- The gold market pulled back a bit during the trading session on Wednesday as the market sliced through the 50-Day EMA.
- All things being equal, the market also has paid close attention to the $1725 level, an area that had been important a couple of times in the past.
- However, it is much more likely that the reaction had a lot to do with the US dollar rallying during the day, and of course interest rates rising.
There is a huge negative correlation between gold and interest rates, as well as the US dollar. It’s much easier to hold paper than it is to pay for storage of metal, and I think that’s essentially what you are seeing here. Furthermore, there is a downtrend line that sits just above, and it does look like it is offering a little bit of psychological resistance if nothing else.
Volatility Ahead
At this point in time, I think the market got far too ahead of itself as a lot of people had inferred from the Reserve Bank of Australia only raising 25 basis points that perhaps central banks were going to pivot.
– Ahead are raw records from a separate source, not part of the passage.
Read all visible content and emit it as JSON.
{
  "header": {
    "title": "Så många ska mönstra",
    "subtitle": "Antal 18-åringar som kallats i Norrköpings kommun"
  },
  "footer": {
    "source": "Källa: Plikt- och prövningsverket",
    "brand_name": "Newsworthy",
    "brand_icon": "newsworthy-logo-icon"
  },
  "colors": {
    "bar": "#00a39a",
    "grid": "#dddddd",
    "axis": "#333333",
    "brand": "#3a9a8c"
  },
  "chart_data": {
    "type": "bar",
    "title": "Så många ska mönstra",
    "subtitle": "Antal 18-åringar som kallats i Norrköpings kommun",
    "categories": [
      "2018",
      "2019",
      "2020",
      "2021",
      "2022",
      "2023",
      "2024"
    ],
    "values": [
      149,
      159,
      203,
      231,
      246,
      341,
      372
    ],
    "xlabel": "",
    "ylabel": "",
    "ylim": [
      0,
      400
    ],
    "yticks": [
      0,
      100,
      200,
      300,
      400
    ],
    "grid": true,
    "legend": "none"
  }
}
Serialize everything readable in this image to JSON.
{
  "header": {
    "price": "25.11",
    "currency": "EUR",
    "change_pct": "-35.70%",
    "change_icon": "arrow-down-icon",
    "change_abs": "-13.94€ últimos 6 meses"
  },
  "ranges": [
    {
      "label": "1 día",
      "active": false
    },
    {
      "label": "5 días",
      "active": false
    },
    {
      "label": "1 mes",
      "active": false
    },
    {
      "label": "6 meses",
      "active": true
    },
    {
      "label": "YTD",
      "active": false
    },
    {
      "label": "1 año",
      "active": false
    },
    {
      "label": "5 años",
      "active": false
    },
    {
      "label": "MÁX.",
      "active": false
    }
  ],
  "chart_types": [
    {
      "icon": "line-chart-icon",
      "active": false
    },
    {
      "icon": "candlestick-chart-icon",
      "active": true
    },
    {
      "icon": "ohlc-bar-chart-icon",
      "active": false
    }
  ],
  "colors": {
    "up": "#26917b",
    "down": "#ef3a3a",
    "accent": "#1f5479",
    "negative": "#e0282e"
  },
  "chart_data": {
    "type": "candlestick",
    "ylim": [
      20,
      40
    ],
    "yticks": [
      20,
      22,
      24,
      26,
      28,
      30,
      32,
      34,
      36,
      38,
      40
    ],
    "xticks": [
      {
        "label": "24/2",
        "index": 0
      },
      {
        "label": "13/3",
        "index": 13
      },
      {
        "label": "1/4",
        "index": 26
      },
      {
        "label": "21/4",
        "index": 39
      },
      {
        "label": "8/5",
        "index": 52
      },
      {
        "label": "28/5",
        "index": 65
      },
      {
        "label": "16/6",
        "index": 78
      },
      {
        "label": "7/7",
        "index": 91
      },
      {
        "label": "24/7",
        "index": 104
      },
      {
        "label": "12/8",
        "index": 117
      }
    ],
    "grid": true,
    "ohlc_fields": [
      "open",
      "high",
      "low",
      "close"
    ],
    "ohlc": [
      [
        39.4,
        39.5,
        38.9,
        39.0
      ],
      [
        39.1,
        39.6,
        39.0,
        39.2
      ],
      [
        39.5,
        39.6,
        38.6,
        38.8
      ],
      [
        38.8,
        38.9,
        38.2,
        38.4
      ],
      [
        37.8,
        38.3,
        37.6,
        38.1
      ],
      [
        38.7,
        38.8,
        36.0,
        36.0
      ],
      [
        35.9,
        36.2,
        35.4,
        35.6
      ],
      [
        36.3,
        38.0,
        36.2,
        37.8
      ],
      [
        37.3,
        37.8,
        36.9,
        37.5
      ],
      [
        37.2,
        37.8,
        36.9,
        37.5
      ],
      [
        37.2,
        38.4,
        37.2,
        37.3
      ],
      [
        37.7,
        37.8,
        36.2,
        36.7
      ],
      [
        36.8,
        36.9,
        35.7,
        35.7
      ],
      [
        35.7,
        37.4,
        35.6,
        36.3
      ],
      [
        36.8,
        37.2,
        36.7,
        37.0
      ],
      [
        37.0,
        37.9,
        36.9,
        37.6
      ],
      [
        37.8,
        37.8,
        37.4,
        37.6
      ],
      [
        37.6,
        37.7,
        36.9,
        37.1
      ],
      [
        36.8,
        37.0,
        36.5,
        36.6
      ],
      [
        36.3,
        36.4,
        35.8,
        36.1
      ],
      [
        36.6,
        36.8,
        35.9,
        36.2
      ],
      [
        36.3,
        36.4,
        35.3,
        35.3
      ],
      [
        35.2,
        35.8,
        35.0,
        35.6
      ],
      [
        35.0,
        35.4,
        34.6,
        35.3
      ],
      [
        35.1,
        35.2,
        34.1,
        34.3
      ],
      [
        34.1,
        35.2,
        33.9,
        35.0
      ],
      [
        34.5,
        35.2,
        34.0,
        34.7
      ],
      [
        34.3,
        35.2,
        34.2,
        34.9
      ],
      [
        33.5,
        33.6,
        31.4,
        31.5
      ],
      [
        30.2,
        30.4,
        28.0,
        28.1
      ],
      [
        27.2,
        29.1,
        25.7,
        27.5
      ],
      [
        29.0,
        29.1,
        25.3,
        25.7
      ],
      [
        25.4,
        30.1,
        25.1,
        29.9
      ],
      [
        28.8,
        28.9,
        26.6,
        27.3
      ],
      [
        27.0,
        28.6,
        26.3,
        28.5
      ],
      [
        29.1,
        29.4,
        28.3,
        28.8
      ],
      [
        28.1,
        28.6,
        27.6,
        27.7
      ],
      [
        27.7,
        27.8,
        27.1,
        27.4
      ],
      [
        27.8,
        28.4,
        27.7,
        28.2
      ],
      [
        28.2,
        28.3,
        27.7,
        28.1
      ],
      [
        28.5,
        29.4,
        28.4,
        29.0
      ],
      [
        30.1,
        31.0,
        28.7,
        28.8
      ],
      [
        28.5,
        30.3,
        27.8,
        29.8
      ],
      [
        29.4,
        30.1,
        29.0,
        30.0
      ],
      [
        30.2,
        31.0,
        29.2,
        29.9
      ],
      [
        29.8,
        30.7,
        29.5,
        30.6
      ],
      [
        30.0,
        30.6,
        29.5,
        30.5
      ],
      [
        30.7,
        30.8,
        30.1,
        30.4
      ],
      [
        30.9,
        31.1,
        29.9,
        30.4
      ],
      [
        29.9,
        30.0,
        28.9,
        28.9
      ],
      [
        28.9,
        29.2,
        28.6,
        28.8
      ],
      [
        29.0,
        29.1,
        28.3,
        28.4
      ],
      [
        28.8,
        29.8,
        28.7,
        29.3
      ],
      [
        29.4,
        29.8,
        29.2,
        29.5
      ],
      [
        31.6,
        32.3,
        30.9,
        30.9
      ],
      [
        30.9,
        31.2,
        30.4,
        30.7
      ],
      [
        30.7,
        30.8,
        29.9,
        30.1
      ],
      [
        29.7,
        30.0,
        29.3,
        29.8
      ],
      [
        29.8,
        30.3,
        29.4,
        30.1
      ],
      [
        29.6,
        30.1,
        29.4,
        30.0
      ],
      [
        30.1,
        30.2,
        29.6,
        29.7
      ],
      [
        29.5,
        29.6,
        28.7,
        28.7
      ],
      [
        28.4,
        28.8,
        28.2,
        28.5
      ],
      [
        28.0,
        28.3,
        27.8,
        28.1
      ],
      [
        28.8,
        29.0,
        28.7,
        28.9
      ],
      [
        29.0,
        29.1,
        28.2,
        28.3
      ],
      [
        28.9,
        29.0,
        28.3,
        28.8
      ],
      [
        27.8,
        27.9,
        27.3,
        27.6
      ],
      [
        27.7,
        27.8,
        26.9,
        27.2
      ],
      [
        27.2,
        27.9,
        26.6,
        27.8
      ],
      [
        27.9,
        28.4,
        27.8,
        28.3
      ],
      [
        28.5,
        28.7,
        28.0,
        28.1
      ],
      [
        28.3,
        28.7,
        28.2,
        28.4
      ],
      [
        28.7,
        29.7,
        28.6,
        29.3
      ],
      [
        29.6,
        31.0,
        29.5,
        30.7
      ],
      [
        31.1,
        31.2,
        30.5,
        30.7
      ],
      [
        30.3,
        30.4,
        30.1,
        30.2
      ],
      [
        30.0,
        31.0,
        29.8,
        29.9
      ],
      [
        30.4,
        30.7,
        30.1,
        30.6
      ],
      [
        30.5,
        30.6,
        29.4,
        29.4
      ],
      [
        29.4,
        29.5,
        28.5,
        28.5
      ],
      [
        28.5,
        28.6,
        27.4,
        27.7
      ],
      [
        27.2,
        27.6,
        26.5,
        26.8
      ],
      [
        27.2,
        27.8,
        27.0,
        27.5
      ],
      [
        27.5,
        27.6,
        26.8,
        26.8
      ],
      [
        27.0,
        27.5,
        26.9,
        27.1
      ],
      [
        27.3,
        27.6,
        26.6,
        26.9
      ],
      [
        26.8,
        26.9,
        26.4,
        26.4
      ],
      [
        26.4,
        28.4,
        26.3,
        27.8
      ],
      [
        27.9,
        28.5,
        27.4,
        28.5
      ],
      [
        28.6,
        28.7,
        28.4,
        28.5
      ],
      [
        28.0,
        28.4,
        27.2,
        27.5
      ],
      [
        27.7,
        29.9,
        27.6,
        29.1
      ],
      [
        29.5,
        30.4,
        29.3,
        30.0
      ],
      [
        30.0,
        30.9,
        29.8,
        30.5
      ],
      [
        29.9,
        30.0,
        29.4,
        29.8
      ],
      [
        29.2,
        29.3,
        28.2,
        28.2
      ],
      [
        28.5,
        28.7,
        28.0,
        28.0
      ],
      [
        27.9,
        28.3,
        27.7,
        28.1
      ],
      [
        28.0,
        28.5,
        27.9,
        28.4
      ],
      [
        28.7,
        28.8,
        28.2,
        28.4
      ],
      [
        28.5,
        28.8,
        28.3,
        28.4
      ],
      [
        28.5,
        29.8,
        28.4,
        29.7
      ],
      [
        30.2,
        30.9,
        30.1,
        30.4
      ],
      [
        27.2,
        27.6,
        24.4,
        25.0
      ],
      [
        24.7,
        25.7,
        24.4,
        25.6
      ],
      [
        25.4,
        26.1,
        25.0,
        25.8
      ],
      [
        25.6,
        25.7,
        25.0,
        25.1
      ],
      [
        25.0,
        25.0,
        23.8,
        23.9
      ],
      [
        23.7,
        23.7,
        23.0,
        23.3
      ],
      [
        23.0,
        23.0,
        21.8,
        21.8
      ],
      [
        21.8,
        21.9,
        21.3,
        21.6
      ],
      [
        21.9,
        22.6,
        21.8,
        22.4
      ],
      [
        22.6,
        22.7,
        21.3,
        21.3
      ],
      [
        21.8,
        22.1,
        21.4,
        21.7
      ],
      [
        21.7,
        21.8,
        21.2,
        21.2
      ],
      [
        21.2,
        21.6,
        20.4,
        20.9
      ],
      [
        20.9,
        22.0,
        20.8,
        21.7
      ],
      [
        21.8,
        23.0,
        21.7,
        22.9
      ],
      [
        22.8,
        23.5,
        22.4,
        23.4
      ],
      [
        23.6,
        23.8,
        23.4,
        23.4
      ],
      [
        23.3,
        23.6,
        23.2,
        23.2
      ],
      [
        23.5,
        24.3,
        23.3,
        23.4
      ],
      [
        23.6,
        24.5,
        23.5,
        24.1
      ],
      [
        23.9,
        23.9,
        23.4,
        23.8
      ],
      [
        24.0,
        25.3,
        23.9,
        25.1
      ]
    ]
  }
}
However, last night we had seen the RBNZ go ahead and raise 50 basis points, suggesting that the economy is not necessarily starting to make central banks pivot. After all, Australia has a much larger part of its economy that is directly exposed to the housing market, so therefore interest rates are a bigger deal there.
The gold market will continue to look at the $1680 level as an important area, as it was a major support level going back several years. However, we have sliced through a couple of times, and sometimes you see this, as a recovery sees a bit of a “throw over” in this situation. The market has gone back and forth quite violently over the last couple of days, so I think we are just trying to build up enough momentum for the next move. With this being the case, I think it’s probably only a matter of time before we see volatility make something break, and in this general pattern, you quite often see the market roll over quite drastically. I have no interest in buying this market, at least not until the US dollar changes its longer-term attitude and momentum.